The silence that follows in our midst could probably be used to preserve holiday fruitcake for the next century.

And just like that, Jennilee’s perfect Southern belle facade crumbles like a house of cards in a hurricane—Hurricane Macy to be exact.

“Okay, fine!” she snaps, her accent becoming more pronounced as her composure evaporates like cheap cologne.

“I did it! I killed Balthasar Thornfield, and I’m glad about it, too.

That snake had it coming, and I’m not even a little bit sorry!

He was a terrible, horrible, no-good man who deserved everythin’ he got! Including a bucket full of poison.”

Buffy and I look at each other with shocked expressions because, let’s face it, neither of us was expecting much from Macy tonight.

“She’s good,” Buffy says admiringly.

“Really good,” I agree, though I’m not entirely sure whether I’m complimenting Macy’s interrogation technique or Jennilee’s confession delivery.

“You want to know why?” Jennilee continues, her voice rising with each word like a Southern belle having a very public nervous breakdown.

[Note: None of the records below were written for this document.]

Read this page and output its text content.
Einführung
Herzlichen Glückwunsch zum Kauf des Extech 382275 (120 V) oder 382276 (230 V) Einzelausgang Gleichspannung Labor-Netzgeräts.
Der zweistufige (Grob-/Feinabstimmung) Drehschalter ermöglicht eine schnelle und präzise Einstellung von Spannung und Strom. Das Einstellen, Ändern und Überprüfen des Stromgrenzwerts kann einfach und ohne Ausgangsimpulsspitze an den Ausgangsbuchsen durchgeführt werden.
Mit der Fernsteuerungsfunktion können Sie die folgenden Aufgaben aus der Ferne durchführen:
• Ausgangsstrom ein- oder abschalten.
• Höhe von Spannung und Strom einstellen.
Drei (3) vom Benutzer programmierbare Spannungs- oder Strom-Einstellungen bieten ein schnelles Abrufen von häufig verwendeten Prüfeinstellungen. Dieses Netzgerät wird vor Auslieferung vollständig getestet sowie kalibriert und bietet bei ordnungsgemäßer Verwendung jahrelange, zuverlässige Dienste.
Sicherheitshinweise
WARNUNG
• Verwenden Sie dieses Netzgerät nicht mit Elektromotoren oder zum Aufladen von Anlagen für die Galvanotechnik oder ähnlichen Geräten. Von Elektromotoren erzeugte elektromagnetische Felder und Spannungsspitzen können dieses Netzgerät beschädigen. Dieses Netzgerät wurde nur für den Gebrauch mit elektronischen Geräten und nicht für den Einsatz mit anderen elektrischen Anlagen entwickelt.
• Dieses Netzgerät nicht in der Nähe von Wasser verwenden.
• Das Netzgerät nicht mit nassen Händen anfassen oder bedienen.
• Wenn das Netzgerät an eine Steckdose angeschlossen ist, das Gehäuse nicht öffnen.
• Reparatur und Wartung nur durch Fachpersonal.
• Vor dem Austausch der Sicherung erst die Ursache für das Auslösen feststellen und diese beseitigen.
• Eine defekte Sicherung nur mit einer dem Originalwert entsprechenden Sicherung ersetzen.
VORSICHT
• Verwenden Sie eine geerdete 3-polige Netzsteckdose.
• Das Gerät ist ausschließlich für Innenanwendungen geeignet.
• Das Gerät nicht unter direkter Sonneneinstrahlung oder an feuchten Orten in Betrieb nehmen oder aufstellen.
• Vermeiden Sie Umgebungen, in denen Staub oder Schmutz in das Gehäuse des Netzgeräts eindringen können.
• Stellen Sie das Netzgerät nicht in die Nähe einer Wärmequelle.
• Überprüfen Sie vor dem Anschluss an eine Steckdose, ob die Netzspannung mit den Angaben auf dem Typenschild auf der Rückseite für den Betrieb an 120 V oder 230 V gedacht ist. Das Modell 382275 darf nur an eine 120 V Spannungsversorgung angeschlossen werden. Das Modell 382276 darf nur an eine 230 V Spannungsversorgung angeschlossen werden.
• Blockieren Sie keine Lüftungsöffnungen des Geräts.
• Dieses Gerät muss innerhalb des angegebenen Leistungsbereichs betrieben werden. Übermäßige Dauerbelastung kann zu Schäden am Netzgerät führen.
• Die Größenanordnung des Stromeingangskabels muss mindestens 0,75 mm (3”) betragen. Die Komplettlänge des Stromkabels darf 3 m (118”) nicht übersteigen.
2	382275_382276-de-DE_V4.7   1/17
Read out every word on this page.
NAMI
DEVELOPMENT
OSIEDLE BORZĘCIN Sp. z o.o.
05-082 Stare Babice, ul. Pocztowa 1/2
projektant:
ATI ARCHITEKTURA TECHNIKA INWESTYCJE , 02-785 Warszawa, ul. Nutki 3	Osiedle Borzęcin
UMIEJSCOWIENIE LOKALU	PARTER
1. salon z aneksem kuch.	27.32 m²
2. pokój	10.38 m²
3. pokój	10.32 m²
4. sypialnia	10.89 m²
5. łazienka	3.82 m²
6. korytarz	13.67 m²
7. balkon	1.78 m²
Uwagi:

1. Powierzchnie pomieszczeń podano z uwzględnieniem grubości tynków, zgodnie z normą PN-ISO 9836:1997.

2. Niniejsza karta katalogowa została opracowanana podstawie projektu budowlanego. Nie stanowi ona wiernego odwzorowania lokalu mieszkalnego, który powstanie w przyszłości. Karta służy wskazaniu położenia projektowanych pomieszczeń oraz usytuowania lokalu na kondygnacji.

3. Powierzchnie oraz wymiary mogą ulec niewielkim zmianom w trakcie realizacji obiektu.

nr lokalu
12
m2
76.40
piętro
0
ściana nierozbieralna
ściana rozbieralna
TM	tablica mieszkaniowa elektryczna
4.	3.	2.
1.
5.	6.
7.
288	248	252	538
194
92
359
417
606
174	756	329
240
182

“Because that pompous, blackmailing son of a biscuit figured out I was done flat broke! He knew David left me with nothing but debt and a reputation to maintain, and he used it against me like the heartless monster he was!”

Now we’re getting to the truth, Fish mewls with satisfaction. Hoomans always confess when they get angry enough to forget their manners. It’s like emotional burping—ugly, loud, and surprisingly informative.

I nod at the woman. “You were working here because you needed the money, not because you were bored. And Balthasar discovered you’d been stealing from Cordelia’s charity foundation to make ends meet.

” I have a feeling I’m looking at the phantom who was dipping her hands into Cordelia’s charity funds.

“Those programs barely existed anyway!” Jennilee protests with indignant fury. “Half of them were just tax shelters! I was just redistributing funds to someone who actually needed them!”

“And Balthasar threatened to expose everything,” Buffy adds. “The theft, your husband’s crimes, your complete financial ruin.”